All of the sources spoke on condition of anonymity because Mueller’s investigation is confidential and mostly involves classified information.
A spokesman for Mueller’s office declined comment.
Disclosure of the Torshin investigation signals a new dimension in the 18-month-old FBI probe of Russia’s interference. McClatchy reported a year ago that a multi-agency U.S. law enforcement and counterintelligence investigation into Russia’s intervention, begun even before the start of the 2016 general election campaign, initially included a focus on whether the Kremlin secretly helped fund efforts to boost Trump, but little has been said about that possibility in recent months.
The extent to which the FBI has evidence of money flowing from Torshin to the NRA, or of the NRA’s participation in the transfer of funds, could not be learned.
However, the NRA reported spending a record $55 million on the 2016 elections, including $30 million to support Trump – triple what the group devoted to backing Republican Mitt Romney in the 2012 presidential race. Most of that was money was spent by an arm of the NRA that is not required to disclose its donors.
Two people with close connections to the powerful gun lobby said its total election spending actually approached or exceeded $70 million. The reporting gap could be explained by the fact that independent groups are not required to reveal how much they spend on Internet ads or field operations, including get-out-the-vote efforts.
During the campaign, Trump was an outspoken advocate of the Second Amendment right to bear arms, at one point drawing a hail of criticism by suggesting that, if Clinton were elected, gun rights advocates could stop her from winning confirmation of liberal Supreme Court justices who support gun control laws.

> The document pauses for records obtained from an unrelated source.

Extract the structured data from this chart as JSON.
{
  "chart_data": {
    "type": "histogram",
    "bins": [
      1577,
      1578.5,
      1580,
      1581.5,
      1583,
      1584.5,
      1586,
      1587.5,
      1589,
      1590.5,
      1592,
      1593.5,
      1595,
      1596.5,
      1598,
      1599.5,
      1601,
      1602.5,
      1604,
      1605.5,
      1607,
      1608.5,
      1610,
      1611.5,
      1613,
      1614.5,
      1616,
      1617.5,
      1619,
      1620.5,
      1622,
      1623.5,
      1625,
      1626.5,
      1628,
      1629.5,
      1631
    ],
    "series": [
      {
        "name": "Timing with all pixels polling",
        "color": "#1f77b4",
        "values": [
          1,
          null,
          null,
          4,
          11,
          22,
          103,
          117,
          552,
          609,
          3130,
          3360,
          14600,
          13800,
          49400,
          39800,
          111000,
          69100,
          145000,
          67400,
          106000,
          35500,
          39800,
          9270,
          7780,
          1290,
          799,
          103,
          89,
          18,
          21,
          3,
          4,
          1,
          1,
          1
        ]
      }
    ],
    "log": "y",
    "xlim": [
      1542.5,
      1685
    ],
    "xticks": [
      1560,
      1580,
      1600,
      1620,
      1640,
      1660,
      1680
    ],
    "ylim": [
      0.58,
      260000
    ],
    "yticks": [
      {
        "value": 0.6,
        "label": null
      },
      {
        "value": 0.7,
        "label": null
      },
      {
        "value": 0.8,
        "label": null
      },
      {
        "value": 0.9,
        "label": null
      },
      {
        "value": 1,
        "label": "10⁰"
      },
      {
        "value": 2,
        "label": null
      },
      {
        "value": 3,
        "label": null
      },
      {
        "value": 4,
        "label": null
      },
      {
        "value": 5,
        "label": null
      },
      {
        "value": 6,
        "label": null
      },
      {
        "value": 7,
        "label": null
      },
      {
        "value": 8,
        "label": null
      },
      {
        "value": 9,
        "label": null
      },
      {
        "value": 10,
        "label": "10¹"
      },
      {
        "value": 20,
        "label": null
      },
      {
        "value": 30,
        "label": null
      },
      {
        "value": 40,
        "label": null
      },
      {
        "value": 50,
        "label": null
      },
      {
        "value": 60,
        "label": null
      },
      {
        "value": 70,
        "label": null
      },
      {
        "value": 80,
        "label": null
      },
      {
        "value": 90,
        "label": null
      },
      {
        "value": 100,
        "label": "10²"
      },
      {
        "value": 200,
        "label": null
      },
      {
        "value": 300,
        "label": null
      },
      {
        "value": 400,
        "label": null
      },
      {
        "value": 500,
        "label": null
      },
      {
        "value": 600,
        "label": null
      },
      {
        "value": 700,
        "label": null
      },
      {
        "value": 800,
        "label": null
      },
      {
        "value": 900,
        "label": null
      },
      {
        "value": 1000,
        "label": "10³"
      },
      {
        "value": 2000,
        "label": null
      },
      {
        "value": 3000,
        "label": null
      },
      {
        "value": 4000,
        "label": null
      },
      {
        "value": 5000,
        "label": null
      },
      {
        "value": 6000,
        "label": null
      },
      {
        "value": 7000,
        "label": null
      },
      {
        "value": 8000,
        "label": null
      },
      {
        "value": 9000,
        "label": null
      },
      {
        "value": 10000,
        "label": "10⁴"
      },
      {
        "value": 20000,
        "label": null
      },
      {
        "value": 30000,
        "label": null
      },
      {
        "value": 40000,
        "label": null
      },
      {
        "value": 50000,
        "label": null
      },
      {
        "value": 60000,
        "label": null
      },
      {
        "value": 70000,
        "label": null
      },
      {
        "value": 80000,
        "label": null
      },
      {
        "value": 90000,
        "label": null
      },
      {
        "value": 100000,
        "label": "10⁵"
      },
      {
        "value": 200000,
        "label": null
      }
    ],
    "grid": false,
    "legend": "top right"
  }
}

“If she gets to pick her judges, nothing you can do folks,” Trump said at a rally in August 2016. “Although the Second Amendment people, maybe there is, I don’t know.”
Spanish authorities tag Torshin for money laundering
Torshin, a leading figure in Putin’s party, has been implicated in money laundering by judicial authorities in Spain, as Bloomberg News first revealed in 2016. Spanish investigators alleged in an almost 500-page internal report that Torshin, who was then a senator, capitalized on his government role to assist mobsters laundering funds through Spanish properties and banks, Bloomberg reported
A summary obtained by McClatchy of the still-secret report links Torshin to Russian money laundering and describes him as a godfather in a major Russian criminal organization called Taganskaya.
Investigators for three congressional committees probing Russia’s 2016 operations also have shown interest in Torshin, a lifetime NRA member who has attended several of its annual conventions. At the group’s meeting in Kentucky in May 2016, Torshin spoke to Donald Trump Jr. during a gala event at the group’s national gathering in Kentucky in May 2016, when his father won an earlier-than-usual NRA presidential endorsement.
An FBI spokesman declined to comment on the investigation.
The NRA did not immediately respond to requests for comment.
Torshin could not be reached for comment, and emails to the Russian central bank seeking comment from Torshin and the bank elicited no response.
Mueller’s investigation has been edging closer to Trump’s inner circle. This week, The New York Times reported that Mueller had negotiated an agreement under which Steve Bannon, who was recently ousted from his post as a senior White House adviser, would fully respond to questions about the Trump campaign. Bannon headed the campaign over its final weeks.
Since taking over the investigation last May, Mueller has secured guilty pleas from two former Trump aides, former National Security Adviser Michael Flynn and former campaign foreign policy adviser George Papadopoulos, both of whom agreed to cooperate with prosecutors; and criminal charges against two other top campaign figures, former campaign Chairman Paul Manafort and his deputy, Rick Gates.